事实上,这种线性模型的方法太过于粗狂,构建的线性直线不能反映收入随院系的变化。
变化的截距
薪酬制定规则二,假定不同的院系起薪不同,但年度增长率是相同的。
这种统计模型,相比于之前的固定效应模型(简单线性模型)而言,加入了截距会随所在学院不同而变化的思想,统计模型写为
$$\hat{y_i} = \alpha_{j[i]} + \beta x_i$$
这个等式中,斜率$\beta$代表着年度增长率,是一个固定值,也就前面说的固定效应项,而截距$\alpha$代表着起薪,随学院变化,是五个值,因为一个学院对应一个,称之为变化效应项(也叫随机效应项)。这里模型中既有固定效应项又有变化效应项,因此称之为混合效应模型。

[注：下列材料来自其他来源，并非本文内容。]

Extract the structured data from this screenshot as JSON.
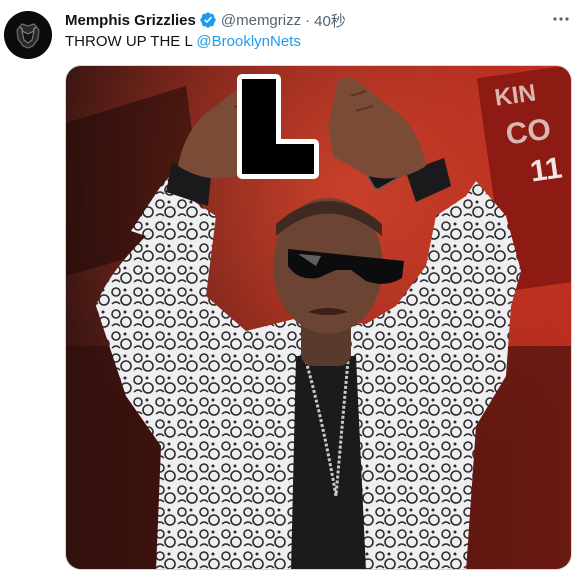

教师$i$,他所在的学院$j$,记为$j[i]$,那么教师$i$所在学院$j$对应的$\alpha$,很自然的记为$\alpha_{j[i]}$
# Model with varying intercept
m2 <- lmer(salary ~ experience + (1 | department), data = df)
m2
broom.mixed::tidy(m2, effects = "fixed")
broom.mixed::tidy(m2, effects = "ran_vals")
df %>%
add_predictions(m2) %>%
ggplot(aes(
x = experience, y = salary, group = department,
colour = department
)) +
geom_point() +
geom_line(aes(x = experience, y = pred)) +
labs(x = "Experience", y = "Predicted Salary") +
ggtitle("Varying Intercept Salary Prediction") +
scale_colour_discrete("Department")
这种模型,我们就能看到院系不同 带来的员工收入的差别。
变化的斜率
薪酬制定规则三,不同的院系起始薪酬是相同的,但年度增长率不同。
与薪酬模型规则二的统计模型比较,我们只需要把变化的截距变成变化的斜率,那么统计模型可写为
$$\hat{y_i} = \alpha + \beta_{j[i]}x_i$$
这里,截距($\alpha$)对所有教师而言是固定不变的,而斜率($\beta$)会随学院不同而变化,5个学院对应着5个斜率。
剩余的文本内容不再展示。